Implant treatment of patients with diabetes mellitus
Journal Title: Journal of Stomatology (Czasopismo Stomatologiczne) - Year 2013, Vol 66, Issue 1
Abstract
Introduction. Application of the endosteal dental implant significantly improved treatment options for patients with different types of dental deficiencies. However, there is a group of conditions, an example of which is diabetes, which are relative or absolute contraindications to the implementation of implant treatment. Aim of the study. To present a systematic review of the literature on the assessment of the effects of diabetes on the process of osseointegration of dental implants and implant treatment process. Materials and methods. The Pubmed database since 1992 was searched using the following MeSH keywords: diabetes, dental implants, osseointegration, bone, bone tissue, bone density, bone remodelling.
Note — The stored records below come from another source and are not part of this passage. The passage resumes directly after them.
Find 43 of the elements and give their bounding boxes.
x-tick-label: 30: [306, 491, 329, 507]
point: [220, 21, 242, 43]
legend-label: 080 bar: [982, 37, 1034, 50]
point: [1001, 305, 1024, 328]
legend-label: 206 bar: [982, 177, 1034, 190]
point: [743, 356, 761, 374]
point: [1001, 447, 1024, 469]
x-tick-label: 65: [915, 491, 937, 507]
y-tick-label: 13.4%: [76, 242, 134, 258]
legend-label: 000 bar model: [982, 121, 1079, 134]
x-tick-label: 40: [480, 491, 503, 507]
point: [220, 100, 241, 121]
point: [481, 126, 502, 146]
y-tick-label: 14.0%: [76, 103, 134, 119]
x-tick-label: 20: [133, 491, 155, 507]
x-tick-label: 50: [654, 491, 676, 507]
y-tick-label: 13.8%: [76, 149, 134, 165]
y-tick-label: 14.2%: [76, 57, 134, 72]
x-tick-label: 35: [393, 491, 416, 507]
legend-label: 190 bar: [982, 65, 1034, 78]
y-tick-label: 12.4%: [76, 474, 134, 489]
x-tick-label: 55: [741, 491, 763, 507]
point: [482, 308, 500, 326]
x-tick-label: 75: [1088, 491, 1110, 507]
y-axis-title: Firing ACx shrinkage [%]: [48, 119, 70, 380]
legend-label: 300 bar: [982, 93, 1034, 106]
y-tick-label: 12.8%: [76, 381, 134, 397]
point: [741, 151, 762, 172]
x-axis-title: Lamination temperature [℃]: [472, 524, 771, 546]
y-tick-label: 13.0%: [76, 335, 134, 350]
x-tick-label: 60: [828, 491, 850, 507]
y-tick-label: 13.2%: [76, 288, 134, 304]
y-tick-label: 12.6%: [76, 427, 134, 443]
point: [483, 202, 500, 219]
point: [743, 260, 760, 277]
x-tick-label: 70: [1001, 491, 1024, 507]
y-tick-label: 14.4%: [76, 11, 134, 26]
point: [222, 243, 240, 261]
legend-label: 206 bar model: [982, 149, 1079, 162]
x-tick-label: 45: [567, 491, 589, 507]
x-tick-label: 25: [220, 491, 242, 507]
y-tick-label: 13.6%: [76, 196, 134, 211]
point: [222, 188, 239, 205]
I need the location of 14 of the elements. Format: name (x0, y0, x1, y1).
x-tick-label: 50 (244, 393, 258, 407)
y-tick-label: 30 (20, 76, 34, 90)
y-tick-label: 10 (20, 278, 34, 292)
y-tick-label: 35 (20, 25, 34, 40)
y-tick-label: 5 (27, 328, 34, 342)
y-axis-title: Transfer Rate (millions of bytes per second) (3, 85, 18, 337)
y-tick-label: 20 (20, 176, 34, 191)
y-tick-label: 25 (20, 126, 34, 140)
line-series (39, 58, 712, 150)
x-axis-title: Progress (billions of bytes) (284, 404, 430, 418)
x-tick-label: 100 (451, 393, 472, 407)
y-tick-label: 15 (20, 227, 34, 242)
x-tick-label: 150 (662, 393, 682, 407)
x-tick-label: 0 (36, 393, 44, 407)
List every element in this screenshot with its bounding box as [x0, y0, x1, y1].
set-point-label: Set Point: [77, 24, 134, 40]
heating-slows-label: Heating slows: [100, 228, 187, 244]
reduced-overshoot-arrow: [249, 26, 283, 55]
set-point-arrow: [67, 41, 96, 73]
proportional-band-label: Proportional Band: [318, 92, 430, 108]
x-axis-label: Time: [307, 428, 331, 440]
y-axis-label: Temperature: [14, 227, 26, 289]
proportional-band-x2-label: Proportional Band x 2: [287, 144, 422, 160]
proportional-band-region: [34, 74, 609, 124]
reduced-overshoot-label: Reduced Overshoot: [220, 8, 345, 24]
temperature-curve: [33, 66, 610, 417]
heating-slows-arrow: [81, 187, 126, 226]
Searched publications include both human material and animal. However, since not enough data are available on the outcome of implant treatment carried out on humans, most of the information comes from descriptions of experimental animal studies. Thirty-three publications were identified that meet these criteria. Results. Data in the literature indicate that the survival rate of implants in patients with controlled diabetes is lower than in healthy patients. This disease affects the occurrence of adverse structural changes in bone and the deterioration of the soft tissue healing. The causes of these pathological symptoms are hypercalciuria, neuropathy and angiopathy. But hyperglycemia and hyperinsulinemia remain the main cause of reduced bone density. Conclusion. Diabetes can have a negative impact on the process of osseointegration and increase the percentage of failures in implant treatment. This condition, however, is not an absolute contraindication to the use of this type of therapy. The condition, which ensures the success of the treatment is the correct level of glycemic control. In addition, the use of antibiotics and chlorhexidine cover helps reduce the risk of complications after surgery.